The Joseph Group

Where is Market Leadership in the January Rally?

January 24, 2019

To Inform: 

So far in 2019 the market for stocks and other risky assets has rallied and is beginning to recoup losses from late last year after ending 2018 with the worst December for the S&P 500 since 1931.  In the Joseph Group’s Investment Strategy Team meetings, we often like to look below the surface and get a sense of what’s going on behind the numbers.  In other words, where is the market leadership?

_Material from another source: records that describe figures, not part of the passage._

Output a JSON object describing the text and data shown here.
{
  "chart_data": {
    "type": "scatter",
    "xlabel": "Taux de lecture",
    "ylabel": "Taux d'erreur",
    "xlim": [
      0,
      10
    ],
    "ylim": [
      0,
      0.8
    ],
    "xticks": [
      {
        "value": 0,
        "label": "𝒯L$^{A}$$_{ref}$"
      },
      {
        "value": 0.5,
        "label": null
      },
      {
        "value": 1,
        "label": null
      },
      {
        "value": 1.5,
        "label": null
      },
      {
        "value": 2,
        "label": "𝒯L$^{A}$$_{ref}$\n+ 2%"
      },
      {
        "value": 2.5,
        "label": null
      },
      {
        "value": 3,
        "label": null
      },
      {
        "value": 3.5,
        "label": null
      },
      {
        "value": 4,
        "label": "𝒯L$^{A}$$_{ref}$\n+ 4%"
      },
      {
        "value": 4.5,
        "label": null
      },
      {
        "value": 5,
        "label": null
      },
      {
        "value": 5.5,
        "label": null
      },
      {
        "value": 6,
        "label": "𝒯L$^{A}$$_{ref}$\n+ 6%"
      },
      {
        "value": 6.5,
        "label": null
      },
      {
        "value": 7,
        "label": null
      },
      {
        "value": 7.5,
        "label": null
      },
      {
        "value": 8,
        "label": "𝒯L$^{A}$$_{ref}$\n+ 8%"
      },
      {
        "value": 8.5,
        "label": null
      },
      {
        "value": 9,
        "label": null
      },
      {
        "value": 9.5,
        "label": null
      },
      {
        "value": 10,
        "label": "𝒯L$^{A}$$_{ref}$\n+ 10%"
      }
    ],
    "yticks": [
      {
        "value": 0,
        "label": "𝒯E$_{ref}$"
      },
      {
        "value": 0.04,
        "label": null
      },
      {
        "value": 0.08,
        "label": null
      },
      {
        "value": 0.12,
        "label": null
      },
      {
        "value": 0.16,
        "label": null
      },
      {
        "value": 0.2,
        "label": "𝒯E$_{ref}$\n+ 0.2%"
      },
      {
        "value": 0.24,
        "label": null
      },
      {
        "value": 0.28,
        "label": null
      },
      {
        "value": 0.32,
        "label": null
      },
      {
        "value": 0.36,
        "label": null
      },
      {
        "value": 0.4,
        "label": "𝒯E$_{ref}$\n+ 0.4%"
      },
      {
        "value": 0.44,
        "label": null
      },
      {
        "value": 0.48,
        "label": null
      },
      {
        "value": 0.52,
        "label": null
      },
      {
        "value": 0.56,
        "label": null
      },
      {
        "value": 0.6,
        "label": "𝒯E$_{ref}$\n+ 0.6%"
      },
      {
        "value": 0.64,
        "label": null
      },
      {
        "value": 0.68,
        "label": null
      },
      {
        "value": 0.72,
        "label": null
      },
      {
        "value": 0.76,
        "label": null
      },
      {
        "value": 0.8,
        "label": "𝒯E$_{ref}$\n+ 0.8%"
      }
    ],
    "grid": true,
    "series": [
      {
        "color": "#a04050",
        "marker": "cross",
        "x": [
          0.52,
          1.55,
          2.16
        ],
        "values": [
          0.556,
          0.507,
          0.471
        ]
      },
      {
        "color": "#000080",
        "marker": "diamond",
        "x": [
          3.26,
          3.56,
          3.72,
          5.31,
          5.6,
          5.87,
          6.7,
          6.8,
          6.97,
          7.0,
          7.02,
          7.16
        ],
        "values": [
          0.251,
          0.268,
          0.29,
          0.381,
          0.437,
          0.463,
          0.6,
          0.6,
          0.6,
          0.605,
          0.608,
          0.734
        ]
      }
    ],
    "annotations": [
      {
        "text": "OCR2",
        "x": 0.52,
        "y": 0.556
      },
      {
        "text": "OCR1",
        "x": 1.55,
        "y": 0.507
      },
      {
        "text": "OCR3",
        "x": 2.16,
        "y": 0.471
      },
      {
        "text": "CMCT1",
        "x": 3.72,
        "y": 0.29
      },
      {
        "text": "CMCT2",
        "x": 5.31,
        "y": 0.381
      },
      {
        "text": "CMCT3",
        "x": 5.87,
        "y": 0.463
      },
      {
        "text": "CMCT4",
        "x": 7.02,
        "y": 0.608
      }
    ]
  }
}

As we look at the numbers, here are some observations:

  • The rally is broad-based with every major asset class posting gains.  Sometimes market rallies can be narrow, being propelled by only a few stocks or sectors, and sometimes they can be broad with everything going up.  In the chart below, several asset classes are shown with each of the asset class’ YTD rate of return represented by a different color.  The market recovery in January has been BROAD with every major asset class including High-Quality Bonds, Credit (High Yield Bonds), U.S. Stocks, Foreign Stocks, and Real Assets posting positive returns, as the chart below illustrates.
Source: Yahoo Finance – YTD Performance of Major Asset Classes through 1/24/2019
  • Stocks over High-Quality Bonds.  This one might be obvious, but even though every asset class has posted gains, the S&P 500 is up over 5% through January 23 and the Barcap Aggregate Bond Index is up only 0.20% (reflected in the light green line in the chart).  Everything is positive, but riskier assets have dominated.
  • Within Global Stocks, small caps have outperformed large caps.  Across the board, whether we are looking at U.S. stocks or foreign stocks, the smaller the company, the better it has performed the first few weeks of 2019.  Especially in the U.S., we think the recent small cap leadership is more of a “regression to the mean” rather than a true change in leadership.  In the 4th quarter of last year, U.S. small caps were one of the worst performers with the Russell 2000 index of small cap stocks down -20.2% during the final three months of the year.  In other words, what went down the most is bouncing the most.  Looking forward, we are concerned small caps could again come under pressure if rolling back some of the corporate tax cuts becomes a topic in political negotiations.  While we are pleased to see the small cap bounce (the highest line on the chart), we don’t plan to chase it.
  • Emerging Market (EM) Stocks have performed as well as U.S. Stocks recently.  This is one we are keeping a close eye on as a number of research firms we respect are suggesting emerging market stocks will lead the markets in the years to come.  While Emerging Market stocks were one of the worst performing asset classes in 2018, their underperformance happened in the middle of the year and they were actually the best performing area of the global stock market (down the least) in the 4th quarter decline.  Looking longer term, on a rolling three-year basis, returns for emerging market stocks are virtually identical to those of large U.S. stocks – they have just taken a different path to get there.  From a technical perspective, some firms are saying their longer-term trend models are close to flipping in favor of EM leadership, much like they did in the early 2000s following the bursting of the technology bubble.
  • Real Assets have kept up with Stocks.  In the midst of the January rally, commodities, global real estate, and infrastructure (think oil pipelines, cell towers, and toll roads) have returns of 5%+, just like the S&P 500 and Emerging Markets.  We think of Real Assets as having long term ties to inflation and these groups tend to be economically sensitive.  Overall, we believe real assets performing well gives support to the view that the overall economy is still healthy.
  • From a sector standpoint, energy has been dominant, while technology has been average.  When we get even more granular and look at individual sectors, energy has been the clear market leader as markets have rallied this year (with financials being second).  The surge in energy stocks is reflective of the bounce in oil prices.  At the current price of $52.75/bbl for light sweet crude oil (as of January 24th), oil is up over 19% from its Christmas Eve low price of around $44/bbl.  However, oil’s current price is still down 30% from its October 3rd level of $75.60/bbl.

While these observations may be more descriptive than prescriptive, the big picture being described seems much more positive than negative.  Market sentiment is clearly fragile and sensitive to political, trade, and Fed headlines.  However, a broad-based rally is much healthier than a narrowly focused rally and leadership coming from sectors like energy and financials is simply not consistent with a market that is teetering on the edge of recession.